Diana, there is no way I am going to read Nora, sorry. Alpha male as sexually available daddy is gross.

rmellis said...

I'd be curious to know if any, ANY, straight men read Nora Roberts.

I can't even picture my dad, who used to steal and read my books when I was a kid, reading her.

Anonymous said...

"going to go ahead"? Isn't that deadwood cliche the stigma of the less literate, of the TV instructors, including especially, the chefs who must bloat their chatter with "going to go ahead" and unnecessary prepositions to avoid one second of on-air silence: now go ahead and pour it down over; Im going to go ahead and saute it up; now go ahead and cool it down. It disheartens to see the verbose virus spreading to the literati, the should be concise and ever self-editing in print. I'm going to go ahead and read down over this before sending it on out.

Anonymous said...

Huh?

rmellis said...

Anon: Nobody used that phrase here, at least not in this post. Anyway, yeah, it's wordy slang -- so whut? This here's a blog!

We've committed much worse sins than that one. I challenge you to read over all of our posts -- and all our published work, too! -- and find them!

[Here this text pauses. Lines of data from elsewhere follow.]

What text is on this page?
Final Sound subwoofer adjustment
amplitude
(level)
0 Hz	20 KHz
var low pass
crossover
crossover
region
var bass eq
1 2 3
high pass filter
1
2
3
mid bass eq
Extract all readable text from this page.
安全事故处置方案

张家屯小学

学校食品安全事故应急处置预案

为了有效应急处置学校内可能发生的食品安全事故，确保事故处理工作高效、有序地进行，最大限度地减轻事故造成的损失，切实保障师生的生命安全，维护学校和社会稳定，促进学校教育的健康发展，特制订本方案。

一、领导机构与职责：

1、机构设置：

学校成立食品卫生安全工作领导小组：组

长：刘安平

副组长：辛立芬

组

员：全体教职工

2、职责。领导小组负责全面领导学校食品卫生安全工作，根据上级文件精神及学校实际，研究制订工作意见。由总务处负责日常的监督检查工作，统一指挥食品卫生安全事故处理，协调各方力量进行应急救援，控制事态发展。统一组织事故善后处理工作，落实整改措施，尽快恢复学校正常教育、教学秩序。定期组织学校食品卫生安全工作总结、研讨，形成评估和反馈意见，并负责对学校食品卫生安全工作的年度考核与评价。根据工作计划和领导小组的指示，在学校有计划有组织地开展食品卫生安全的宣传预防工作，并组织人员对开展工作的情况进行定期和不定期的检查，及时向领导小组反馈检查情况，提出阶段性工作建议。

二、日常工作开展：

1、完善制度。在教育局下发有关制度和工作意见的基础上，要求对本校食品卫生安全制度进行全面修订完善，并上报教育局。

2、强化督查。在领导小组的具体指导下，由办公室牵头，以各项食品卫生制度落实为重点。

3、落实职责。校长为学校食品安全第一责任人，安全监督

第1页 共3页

Then you can write them on some nice stationery and mail them to us. I promise I'll attach them to the fridge and read them every morning while I stir my oatmeal.

Anonymous said...

I've read Tribute cover to cover, along with about eight other books by Ms. Roberts, for reasons that aren't worth going into now, and I will tell you that they are staggeringly bad, not because they are trashy -- trashy implies fun, lively, juicy, engrossing -- but because, as you say, they are harrowingly dull. Almost nothing happens except sex that makes you never want to have sex again. What is the point of trash without suspense? Honestly, when I think about how many people read Nora Roberts, I am filled with the horrible feeling that Sarah Palin may actually be our president someday.